What you bring to the table:

• You have at least 5 years of experience within Third-Party Risk Management, Third-Party Cyber Risk Management, or Supply Chain Security.
• You have at least 5 years of demonstrated experience, preferably managing or leading third-party risk management teams or consultants.
• Experience with designing and implementing cross-functional programs.
• You have configured, implemented, or used GRC tools or other workflow tools used in third-party risk management.
• Experience working in highly regulated industries such as healthcare or financial services.
• Familiar with common risk and control frameworks such as NIST800-53, ISO27001, CMMC, CSA, and others.
• One or more relevant professional certifications such as CISSP, CTPRP, or relevant equivalent experience.
• You have excellent verbal and written communication skills.
• You have the ability to work and communicate with senior and “C” level executives.
• Experience as part of a virtual team with Pre-sales Engineers, Channel Managers, Technical Support Engineers, Account Managers, Customer Success, and Support/Operations.
• Strong knowledge of Microsoft Excel and PowerPoint.
• You have experience with data analysis tools such as Tableau and Python, or aren’t afraid to learn them.

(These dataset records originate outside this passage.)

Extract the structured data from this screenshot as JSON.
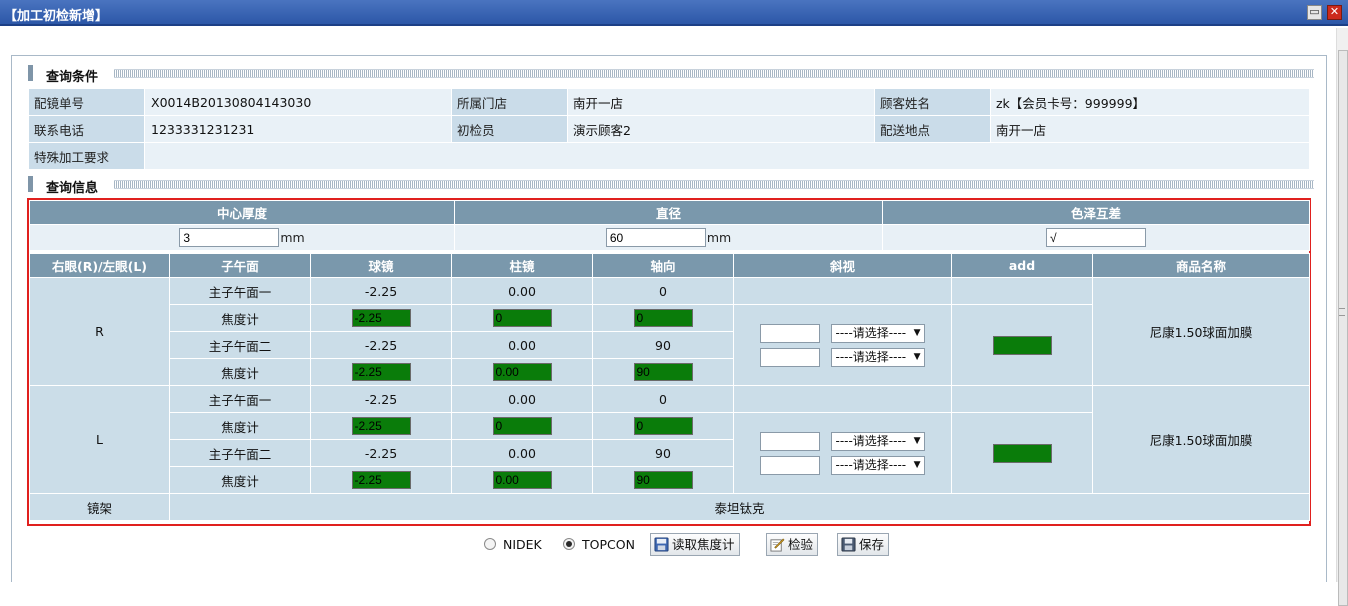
{
  "window": {
    "title": "【加工初检新增】",
    "minimize_icon": "minimize-icon",
    "close_icon": "close-icon"
  },
  "query_section": {
    "title": "查询条件",
    "rows": [
      [
        {
          "label": "配镜单号",
          "value": "X0014B20130804143030"
        },
        {
          "label": "所属门店",
          "value": "南开一店"
        },
        {
          "label": "顾客姓名",
          "value": "zk【会员卡号：999999】"
        }
      ],
      [
        {
          "label": "联系电话",
          "value": "1233331231231"
        },
        {
          "label": "初检员",
          "value": "演示顾客2"
        },
        {
          "label": "配送地点",
          "value": "南开一店"
        }
      ]
    ],
    "special": {
      "label": "特殊加工要求",
      "value": ""
    }
  },
  "info_section": {
    "title": "查询信息",
    "top_headers": [
      "中心厚度",
      "直径",
      "色泽互差"
    ],
    "center_thickness": {
      "value": "3",
      "unit": "mm"
    },
    "diameter": {
      "value": "60",
      "unit": "mm"
    },
    "color_diff": {
      "value": "√"
    },
    "headers": [
      "右眼(R)/左眼(L)",
      "子午面",
      "球镜",
      "柱镜",
      "轴向",
      "斜视",
      "add",
      "商品名称"
    ],
    "eyes": [
      {
        "eye": "R",
        "rows": [
          {
            "meridian": "主子午面一",
            "sphere": "-2.25",
            "cylinder": "0.00",
            "axis": "0"
          },
          {
            "meridian": "焦度计",
            "sphere": "-2.25",
            "cylinder": "0",
            "axis": "0"
          },
          {
            "meridian": "主子午面二",
            "sphere": "-2.25",
            "cylinder": "0.00",
            "axis": "90"
          },
          {
            "meridian": "焦度计",
            "sphere": "-2.25",
            "cylinder": "0.00",
            "axis": "90"
          }
        ],
        "prism_select_1": "----请选择----",
        "prism_select_2": "----请选择----",
        "product": "尼康1.50球面加膜"
      },
      {
        "eye": "L",
        "rows": [
          {
            "meridian": "主子午面一",
            "sphere": "-2.25",
            "cylinder": "0.00",
            "axis": "0"
          },
          {
            "meridian": "焦度计",
            "sphere": "-2.25",
            "cylinder": "0",
            "axis": "0"
          },
          {
            "meridian": "主子午面二",
            "sphere": "-2.25",
            "cylinder": "0.00",
            "axis": "90"
          },
          {
            "meridian": "焦度计",
            "sphere": "-2.25",
            "cylinder": "0.00",
            "axis": "90"
          }
        ],
        "prism_select_1": "----请选择----",
        "prism_select_2": "----请选择----",
        "product": "尼康1.50球面加膜"
      }
    ],
    "frame": {
      "label": "镜架",
      "value": "泰坦钛克"
    }
  },
  "toolbar": {
    "radio_nidek": "NIDEK",
    "radio_topcon": "TOPCON",
    "selected_device": "TOPCON",
    "read_button": "读取焦度计",
    "check_button": "检验",
    "save_button": "保存"
  },
  "colors": {
    "title_bar": "#2c57a8",
    "header_bg": "#7a98ac",
    "cell_bg": "#cbdde8",
    "label_bg": "#cadce9",
    "highlight_border": "#e0201e",
    "lensmeter_fill": "#0a7c0a"
  }
}
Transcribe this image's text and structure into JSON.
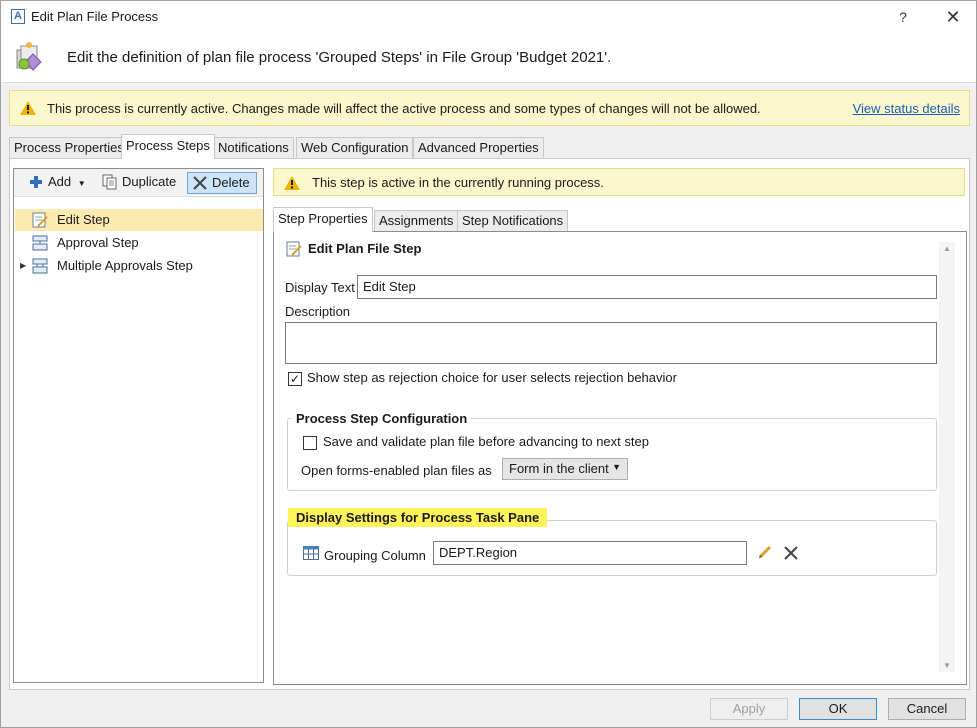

Why you want to work for CyberGRX:

We offer a competitive base salary (commensurate with experience) plus incentive compensation

• We have an incredible benefits package including:

• 100% Company paid medical/dental/vision for employees & generous company contribution for dependent health benefits

• 401(k) program, including employer match
• Free Eco Pass for local Denver employees – when we are back in the office.
• Open Time Off policy - Take the time you need! Recharging the batteries is encouraged.
• Equity – Acting like an owner is one of our Core Values
• Monthly stipend to use for a variety of things while working remote
• Remote Friendly Work Environment *We are 100% remote for the time being, but are actively seeking new office space in the centrally located LoDo area in downtown Denver when Colorado guidelines permit a safe return to an office setting
• Relaxed dress code – We want you to be comfortable doing what you love, so hang your professional clothing up for another occasion
• We are doing new and exciting things and have big plans for growth!

Annual Base Salary Range: $130,000 - $145,000

Annual Bonus Potential: $30,000 - $50,000 

CyberGRX does not discriminate in employment matters on the basis of race, color, religion, gender, national origin, age, military service eligibility, veteran status, sexual orientation, marital status, disability, or any other protected class. We support workplace diversity.